I was about to return to my post, warmed and strengthened by a pannikin of coffee, when a couple of shots rang out. One of the very men to whom I had been talking—a young Scotchman named Blair—reeled and fell heavily, hit by a ball that had entered at a loophole. I bent over him, and saw at once that he was badly hurt. He was shot in the left breast, and blood was oozing from his lips.
“It’s all up with me, Carew,” he moaned. “Let me lie here.”
“Not a bit of it,” I replied. “You’ll pull through, take my word for it. But you must be in the doctor’s hands without delay.”
Three of us picked the wounded man up, and bore him across the yard to the hospital. At the door I relinquished my share of the burden, for the firing had suddenly recommenced so briskly that I feared the savages were meditating a rush.

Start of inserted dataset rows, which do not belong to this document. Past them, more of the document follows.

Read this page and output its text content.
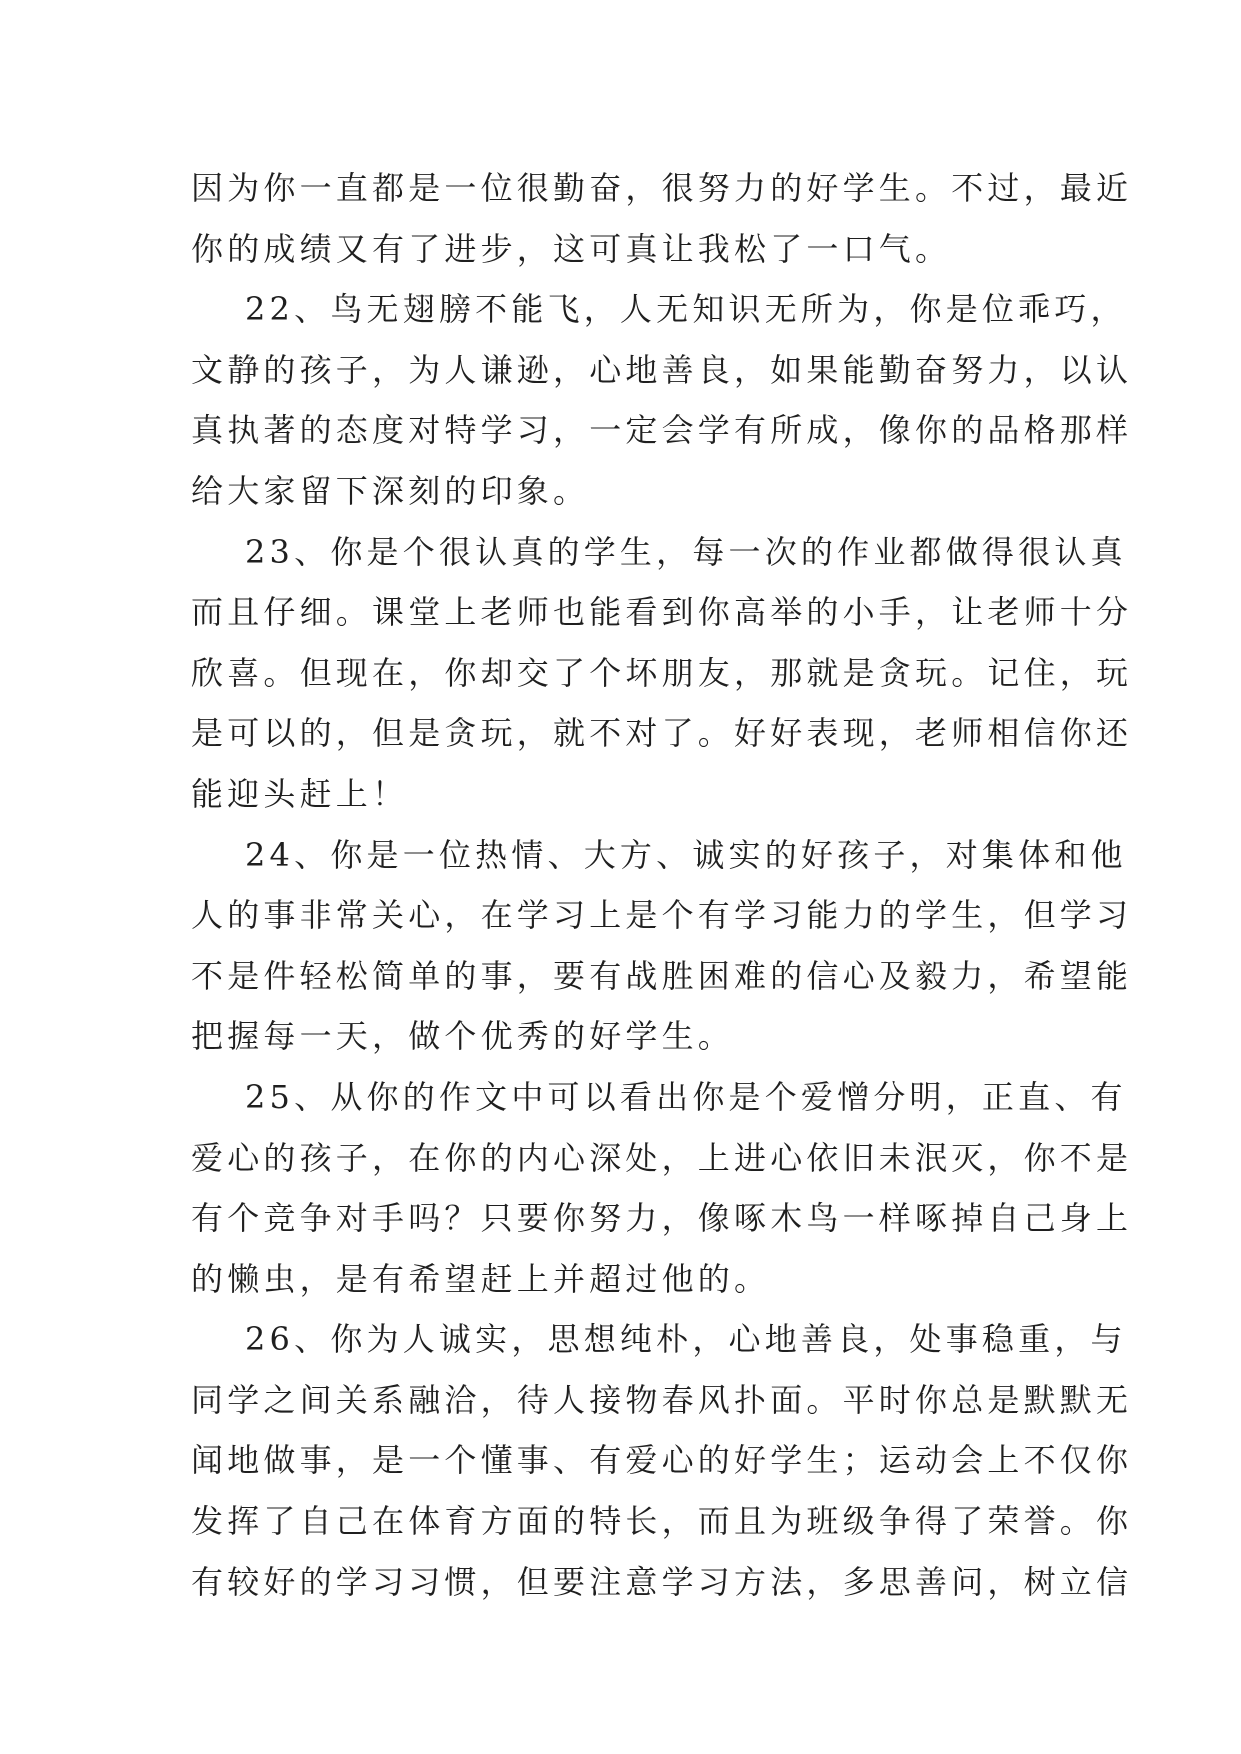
因为你一直都是一位很勤奋，很努力的好学生。不过，最近
你的成绩又有了进步，这可真让我松了一口气。
22、鸟无翅膀不能飞，人无知识无所为，你是位乖巧，
文静的孩子，为人谦逊，心地善良，如果能勤奋努力，以认
真执著的态度对特学习，一定会学有所成，像你的品格那样
给大家留下深刻的印象。
23、你是个很认真的学生，每一次的作业都做得很认真
而且仔细。课堂上老师也能看到你高举的小手，让老师十分
欣喜。但现在，你却交了个坏朋友，那就是贪玩。记住，玩
是可以的，但是贪玩，就不对了。好好表现，老师相信你还
能迎头赶上！
24、你是一位热情、大方、诚实的好孩子，对集体和他
人的事非常关心，在学习上是个有学习能力的学生，但学习
不是件轻松简单的事，要有战胜困难的信心及毅力，希望能
把握每一天，做个优秀的好学生。
25、从你的作文中可以看出你是个爱憎分明，正直、有
爱心的孩子，在你的内心深处，上进心依旧未泯灭，你不是
有个竞争对手吗？只要你努力，像啄木鸟一样啄掉自己身上
的懒虫，是有希望赶上并超过他的。
26、你为人诚实，思想纯朴，心地善良，处事稳重，与
同学之间关系融洽，待人接物春风扑面。平时你总是默默无
闻地做事，是一个懂事、有爱心的好学生；运动会上不仅你
发挥了自己在体育方面的特长，而且为班级争得了荣誉。你
有较好的学习习惯，但要注意学习方法，多思善问，树立信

But the fusillade dwindled to a few shots before I was halfway to the east side, and the next instant, as I was pushing along leisurely, I saw a dark object looming out of the snow twenty feet to my right. It was the figure of a woman. Her back was toward me, and she seemed to have halted in perplexity.
Suddenly she moved forward a little, and with that I was in pursuit, my heart beating fast. As I overtook her she turned round with a start.
“Denzil!” she gasped.
As I had suspected, it was Flora Hatherton. She was muffled in a cloak, a fur cap crowned her pretty face, and in her gloved hands she held a light musket.
“You here!” I exclaimed. “Are you mad, to expose yourself to such danger? Go back!”
“I don’t want to go back,” she said. “Please don’t make me, Denzil.”